‘Fifty years from now Britain will still be the country of long shadows on county grounds, warm beer, invincible green suburbs, dog lovers, and — as George Orwell said — old maids bicycling to Holy Communion through the morning mist.’ Thanks to John Major, former prime minister and noted cricket lover, for those words uttered in 1993 — and that are not worthy of the derision with which they would almost certainly be greeted today. The beer may still be warm, the suburbs nearly as green, and dog owners as dottily doting as ever, but these days the shadows on county grounds are as likely to be cast by floodlights as by the sun, and any old maids are most probably tanked-up middle managers in drag.
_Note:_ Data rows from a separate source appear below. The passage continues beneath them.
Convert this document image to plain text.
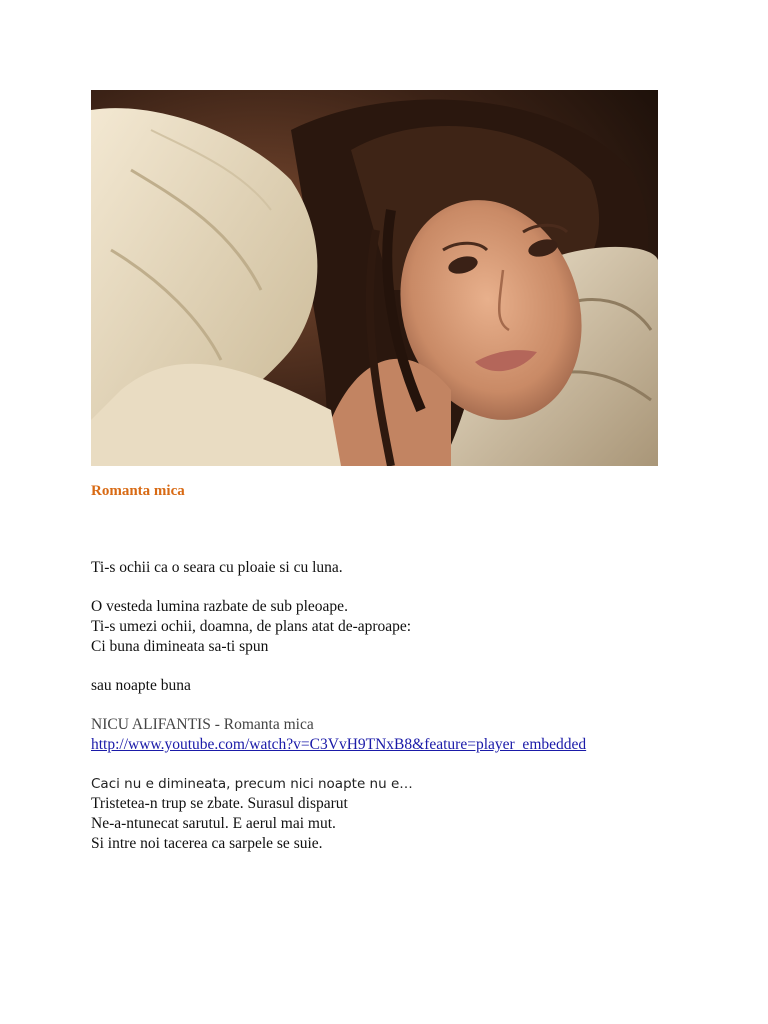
Romanta mica
Ti-s ochii ca o seara cu ploaie si cu luna.
O vesteda lumina razbate de sub pleoape.
Ti-s umezi ochii, doamna, de plans atat de-aproape:
Ci buna dimineata sa-ti spun
sau noapte buna
NICU ALIFANTIS - Romanta mica
http://www.youtube.com/watch?v=C3VvH9TNxB8&feature=player_embedded
Caci nu e dimineata, precum nici noapte nu e…
Tristetea-n trup se zbate. Surasul disparut
Ne-a-ntunecat sarutul. E aerul mai mut.
Si intre noi tacerea ca sarpele se suie.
Since Major’s speech, cricket has shattered into a thing of so many varieties it is only just possible to pick out the game of my Hornby and my Barlow long ago. The atomisation, which began gradually in the 1960s, has accelerated at such a rate that only the most assiduous students of the game can keep up. Since the middle of last month we have had Test matches, county championship games, limited over internationals, limited over county games, T20 county games and The Hundred. Pass the smelling salts, nurse… Can it go on like this? And who will be the winners and the losers?
First though there is a more immediate, closely related problem: with India outwitting, outplaying and even out-sledging the home side, how to fix England’s Test team after the Lord’s debacle and in time to assemble a squad with a half-decent chance of regaining the Ashes this winter. The white ball monopoly of the fixture list at the moment means there are no four-day matches for players to show they can shore up the Test side’s batting, which — apart from the incombustible Joe Root — is collapsing like a house on fire.